The Nicaraguan authorities must urgently launch a full, independent and impartial investigation into fatal clashes that broke out this week in the aftermath of a disputed presidential election on Sunday.
At least four people have died and scores were injured amid confrontations across the country between supporters and opponents of Daniel Ortega, who was re-elected to a third term in the presidency with a reported 61 per cent of the vote.
“Nicaragua's political institutions are in the spotlight. The authorities must respond to this fatal violence with a thorough investigation into the circumstances around the killings and casualties,” said Guadalupe Marengo, Americas Deputy Programme Director at Amnesty International.
“This must be carried out promptly by a competent, impartial body, and those found responsible must be brought to justice swiftly.”
The four confirmed fatalities were all as a result of bullet wounds. Those killed include a political secretary for Ortega's Sandinista National Liberation Front (FSLN) party in the northern town of Siuna, as well as three supporters of the opposition Independent Liberal Party (PLI) in San José de Cusmapa, in north-western Nicaragua.

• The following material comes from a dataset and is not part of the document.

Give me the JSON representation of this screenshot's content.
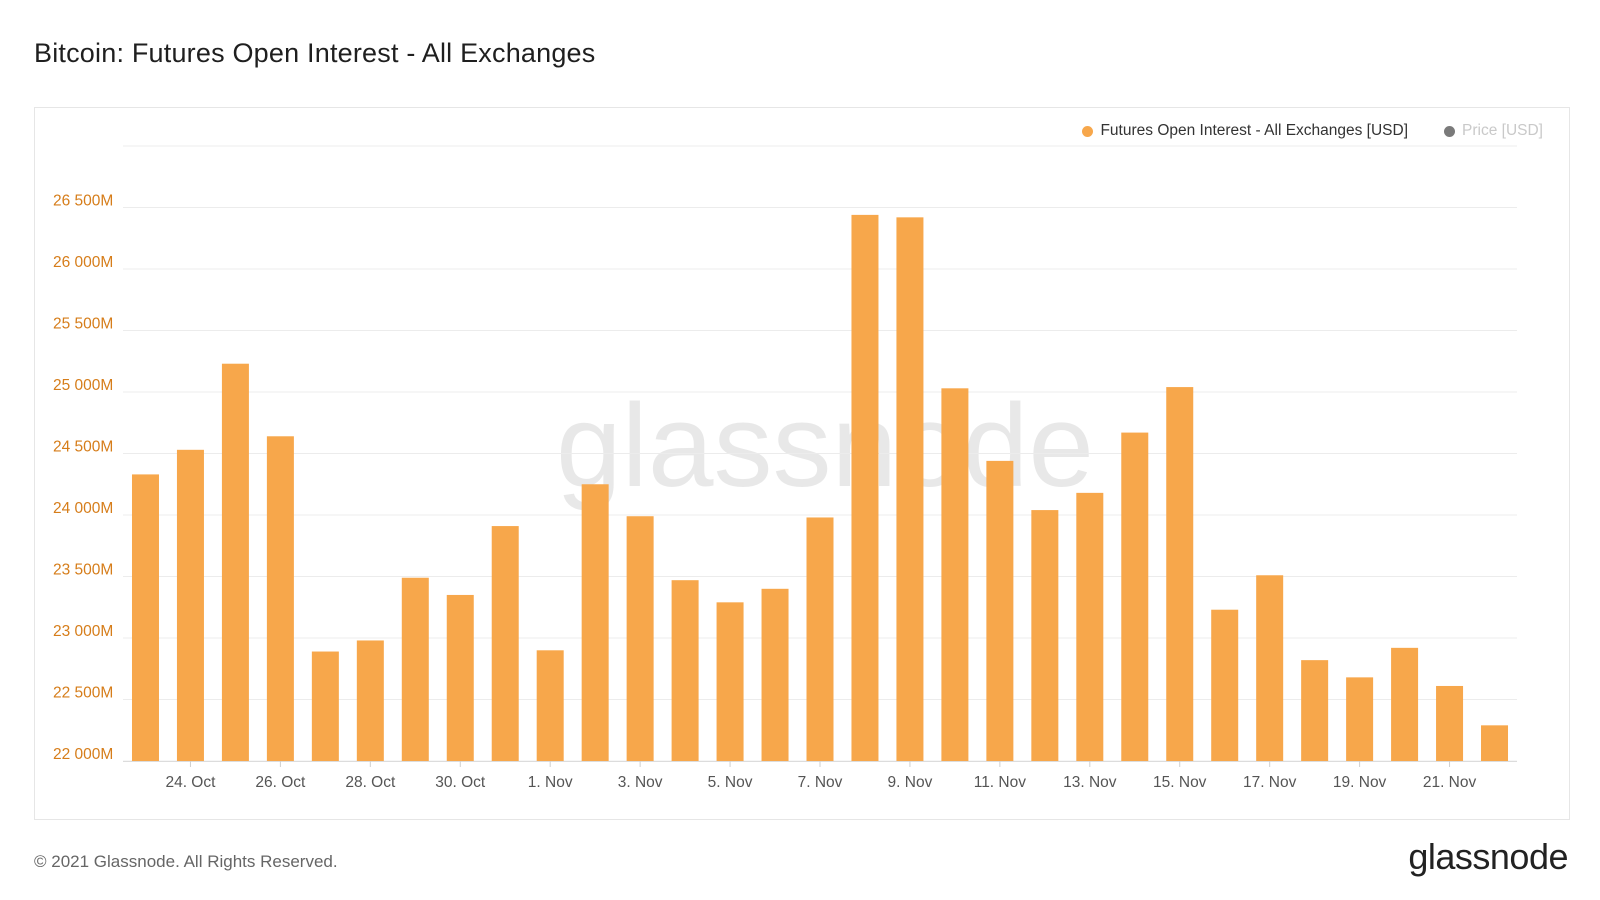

A police commissioner has told media that seven police officers were among those injured in the Siuna clashes.
After the electoral authority announced Ortega's victory on Tuesday, crowds took to the streets to protest across the country, including in the capital Managua.
On Thursday a group of around 30 youth activists from the Nicaragua 2.0 movement were taking part in an anti-Ortega demonstration outside the University of Central America in Managua when they were allegedly threatened and attacked by FSLN youth supporters. Police officers present at the scene reportedly did not intervene to prevent the attacks.
“Incidents like the one outside the university are worrying. Action must be taken to ensure the right of all Nicaraguans to peacefully demonstrate is upheld,” said Guadalupe Marengo.
Earlier this year, an Amnesty International delegation visited Nicaragua and met candidates running for office in the presidential and congressional elections. The organization urged the new leaders to espouse an effective human rights plan for Nicaragua.
“The deadly clashes that broke out after this week's disputed election result are just another indicator of the worrying human rights situation in Nicaragua,” said Guadalupe Marengo.
“Nicaragua's new government must commit itself to drawing up and implementing a firm plan aimed at achieving real results to improve and protect human rights for all in Nicaragua.”